Establishing procedures for the effective management of personal collections.
There are a number of issues that make the digital preservation of the collections of individuals particularly difficult. Individuals do not tend to manage their own records in a structured way as organisations do. Typical issues include:
- Massive duplication - both exact duplicates and numerous drafts of documents where there is very little difference in the content
- Descriptive metadata is minimal
- There is little or no sensible organisation of the collection
- Third party copyright is difficult to ascertain
- It is difficult to locate documents that need to be closed under Data Protection legislation
- It is difficult to locate files that are not worthy of permanent preservation and need to be remove
All issues are endemic to personal collections irrespective of format but the scale of electronic collections and the way they are managed makes it difficult to sort and catalogue the collection and find out about the content of the collection (including names, subjects, access rights etc). It is therefore difficult for archivists to confidently make the collection accessible to users in a usable way. The archive service needs to develop workflows using available toolkits to automate a number of tasks to speed up selecting files for permanent preservation, the creation of descriptive metadata, the removal of duplicates, and the creation of subjects, names and keywords.
Other interested parties
Possible Solution approaches
- Short term investment in staffing to free up time to develop policies and procedures
- Investment in staff development – currently staff do not have the skills or knowledge to utilise technical solutions. Training is required
- Collaboration with IT – knowledge and skills gaps can be partly solved in a cost effective way by working together
- Collaboration with the local HEI and professional community – knowledge and skills gaps can be solved in a cost effective way by working together
- Use toolkits including Tika (with customised wrapper) to extract metadata and text content
- Use Perl to write scripts - the metadata files will be used to do a direct file name comparison to find duplicates and files with similar file names, use checksums, and to look for popular terms within files
The collection is one of more than 130 paper and electronic deposited collections management by a small archive team which is part of the Library team at a medium sized university. It is a specialist library and the archives is the main repository in the UK for its subject area. The archive accepts c5-10 new collections a year ranging in size and is increasingly approached to accept either hybrid or completely electronic collections. Permanent staffing is 2.6FTE and the section is responsible for preservation, cataloguing, collection development, outreach, fundraising and digitisation for archives as well as records management for the organisation. As a result the section requires a systematic workflow to ensure it is capable of accepting and making electronic archive collections accessible with a small staff. The dataset was accepted in January 2011 before any procedures were in place to accept electronic records. The level of work required to sort, catalogue and make the collection accessible is unsustainable in the long-term. We need to automate as much of the sorting work as possible.
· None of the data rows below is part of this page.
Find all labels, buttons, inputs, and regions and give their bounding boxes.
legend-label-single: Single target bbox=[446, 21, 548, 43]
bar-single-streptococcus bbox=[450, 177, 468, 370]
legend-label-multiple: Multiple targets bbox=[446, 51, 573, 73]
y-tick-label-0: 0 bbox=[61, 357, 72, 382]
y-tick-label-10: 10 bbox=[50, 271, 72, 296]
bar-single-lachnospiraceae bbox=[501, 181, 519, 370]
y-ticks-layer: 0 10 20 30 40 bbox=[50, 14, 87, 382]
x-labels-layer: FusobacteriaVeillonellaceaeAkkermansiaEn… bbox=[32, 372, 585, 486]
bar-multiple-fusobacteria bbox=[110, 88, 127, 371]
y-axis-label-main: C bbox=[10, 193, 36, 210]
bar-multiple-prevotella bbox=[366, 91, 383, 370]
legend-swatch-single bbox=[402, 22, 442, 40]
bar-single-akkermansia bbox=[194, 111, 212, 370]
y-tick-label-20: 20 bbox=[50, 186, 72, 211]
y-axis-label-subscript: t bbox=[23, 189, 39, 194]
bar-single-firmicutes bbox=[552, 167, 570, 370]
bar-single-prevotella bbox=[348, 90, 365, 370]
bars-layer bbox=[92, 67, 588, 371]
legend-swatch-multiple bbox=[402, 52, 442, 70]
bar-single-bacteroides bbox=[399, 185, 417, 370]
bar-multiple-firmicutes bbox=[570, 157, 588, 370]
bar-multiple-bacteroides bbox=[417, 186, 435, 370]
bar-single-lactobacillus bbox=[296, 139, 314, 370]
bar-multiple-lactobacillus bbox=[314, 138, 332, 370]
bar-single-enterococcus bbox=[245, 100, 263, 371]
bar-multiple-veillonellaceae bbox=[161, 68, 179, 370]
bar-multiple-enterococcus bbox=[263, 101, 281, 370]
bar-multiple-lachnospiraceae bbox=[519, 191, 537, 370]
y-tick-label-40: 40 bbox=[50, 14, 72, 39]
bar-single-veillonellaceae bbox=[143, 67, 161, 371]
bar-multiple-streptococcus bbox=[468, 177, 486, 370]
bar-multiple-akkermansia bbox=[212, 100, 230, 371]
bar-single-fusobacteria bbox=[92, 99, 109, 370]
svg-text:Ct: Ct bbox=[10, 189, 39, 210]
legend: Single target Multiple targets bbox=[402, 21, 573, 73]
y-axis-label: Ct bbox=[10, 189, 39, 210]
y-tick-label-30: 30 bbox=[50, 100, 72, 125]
Apache Tika is a useful tool for extracting descritpive metadata that can help with cataloguing the collection, particularly for creating collection level descriptions. By creating an HTML report including details on total extent, covering dates, popular terms (by creating word clouds), names of individuals and organisations, and formats. By listing the files underneath the names of individuals and organisations Archivists can easily locate these records. It has also made apparent that although we can automate the extraction of this information from the collection we are reliant on record creators to record this information at point of record creation.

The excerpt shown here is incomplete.